Your five sessions are also flexible: you can direct all five to one discipline (say, physiotherapy) or split them across several (say, two physio, three podiatry).
Can You Get a Care Plan Through Telehealth?
Yes — and this is where it gets convenient. Both the preparation of your plan and its reviews can often be done via telehealth, saving you a trip to the clinic.
There's one important condition. To access most Medicare-rebated telehealth, you generally need an established clinical relationship with the practice — meaning you (or the practice) have seen each other in person within the past 12 months. This "existing relationship" rule is designed to support continuity of care.
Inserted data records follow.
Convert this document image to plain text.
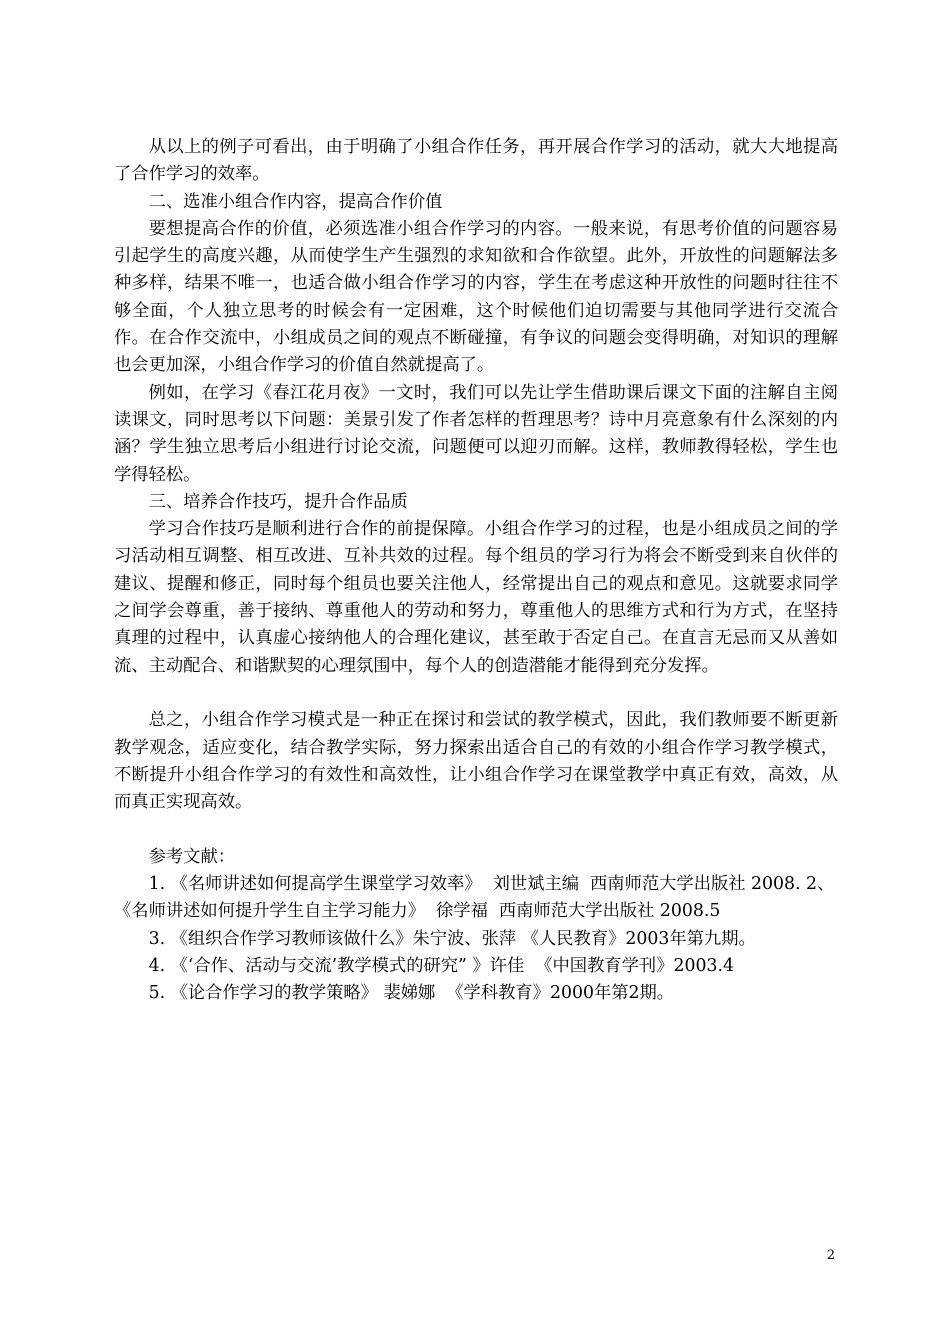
从以上的例子可看出，由于明确了小组合作任务，再开展合作学习的活动，就大大地提高了合作学习的效率。

二、选准小组合作内容，提高合作价值

要想提高合作的价值，必须选准小组合作学习的内容。一般来说，有思考价值的问题容易引起学生的高度兴趣，从而使学生产生强烈的求知欲和合作欲望。此外，开放性的问题解法多种多样，结果不唯一，也适合做小组合作学习的内容，学生在考虑这种开放性的问题时往往不够全面，个人独立思考的时候会有一定困难，这个时候他们迫切需要与其他同学进行交流合作。在合作交流中，小组成员之间的观点不断碰撞，有争议的问题会变得明确，对知识的理解也会更加深，小组合作学习的价值自然就提高了。

例如，在学习《春江花月夜》一文时，我们可以先让学生借助课后课文下面的注解自主阅读课文，同时思考以下问题：美景引发了作者怎样的哲理思考？诗中月亮意象有什么深刻的内涵？学生独立思考后小组进行讨论交流，问题便可以迎刃而解。这样，教师教得轻松，学生也学得轻松。

三、培养合作技巧，提升合作品质

学习合作技巧是顺利进行合作的前提保障。小组合作学习的过程，也是小组成员之间的学习活动相互调整、相互改进、互补共效的过程。每个组员的学习行为将会不断受到来自伙伴的建议、提醒和修正，同时每个组员也要关注他人，经常提出自己的观点和意见。这就要求同学之间学会尊重，善于接纳、尊重他人的劳动和努力，尊重他人的思维方式和行为方式，在坚持真理的过程中，认真虚心接纳他人的合理化建议，甚至敢于否定自己。在直言无忌而又从善如流、主动配合、和谐默契的心理氛围中，每个人的创造潜能才能得到充分发挥。

总之，小组合作学习模式是一种正在探讨和尝试的教学模式，因此，我们教师要不断更新教学观念，适应变化，结合教学实际，努力探索出适合自己的有效的小组合作学习教学模式，不断提升小组合作学习的有效性和高效性，让小组合作学习在课堂教学中真正有效，高效，从而真正实现高效。

参考文献：

1. 《名师讲述如何提高学生课堂学习效率》  刘世斌主编  西南师范大学出版社 2008. 2、《名师讲述如何提升学生自主学习能力》  徐学福  西南师范大学出版社 2008.5
3. 《组织合作学习教师该做什么》朱宁波、张萍 《人民教育》2003年第九期。
4. 《‘合作、活动与交流’教学模式的研究” 》许佳  《中国教育学刊》2003.4
5. 《论合作学习的教学策略》 裴娣娜  《学科教育》2000年第2期。
2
There are some exemptions (for example, children under 12 months, people experiencing homelessness, and certain other circumstances), but for most people the 12-month rule applies.
Registering with MyMedicare — a free program that formally links you to your regular practice — strengthens this continuity and, for registered patients, means you access your plan and reviews through your registered practice.
How to Set One Up
The process is straightforward:
- Book a longer consultation. Preparing a plan takes more time than a standard appointment, so let the clinic know that's the purpose.
- Your GP assesses and prepares the plan. They'll review your condition, your history and your goals, and document a management plan with you. (A practice nurse may assist.)
- Get your referral letter. Since July 2025, referrals to allied health are made via a simple referral letter — the old structured Medicare form is gone. This letter is what your allied health provider needs.
- Choose your providers. You can pick any eligible allied health practitioner you like — the referral doesn't lock you to a specific clinic.
- Attend your sessions, and have your plan reviewed as needed (reviews are available every 3 months if clinically relevant) to keep it current.
How to Get the Most From Your Plan
A few practical tips to maximise the benefit:
- Allocate your sessions thoughtfully. Think about where five sessions will help most across the year, and tell your GP or the clinics how you'd like them split.
- Keep your own tally. It's ultimately your responsibility to track how many of your five sessions you've used. If you're unsure, you can contact Medicare to check. Providers across different clinics won't always see each other's usage.
- Note the referral validity. A GPCCMP referral is generally valid for 18 months, and you need a plan prepared or reviewed within the past 18 months to keep using it — so a timely review keeps your access flowing.
- Combine with other supports. A GPCCMP sits alongside other Medicare supports; your GP can help you make sense of how they fit together.
A Note on the 2027 Change
One forward-looking detail worth knowing. If you had an older GPMP or TCA in place before 1 July 2025, you can keep accessing services under it during a transition period — but from 1 July 2027, you'll need a current GPCCMP to continue accessing allied health services. If you're relying on an older plan, it's wise not to leave the transition to the last minute. A quick conversation with your GP well before then keeps your care uninterrupted.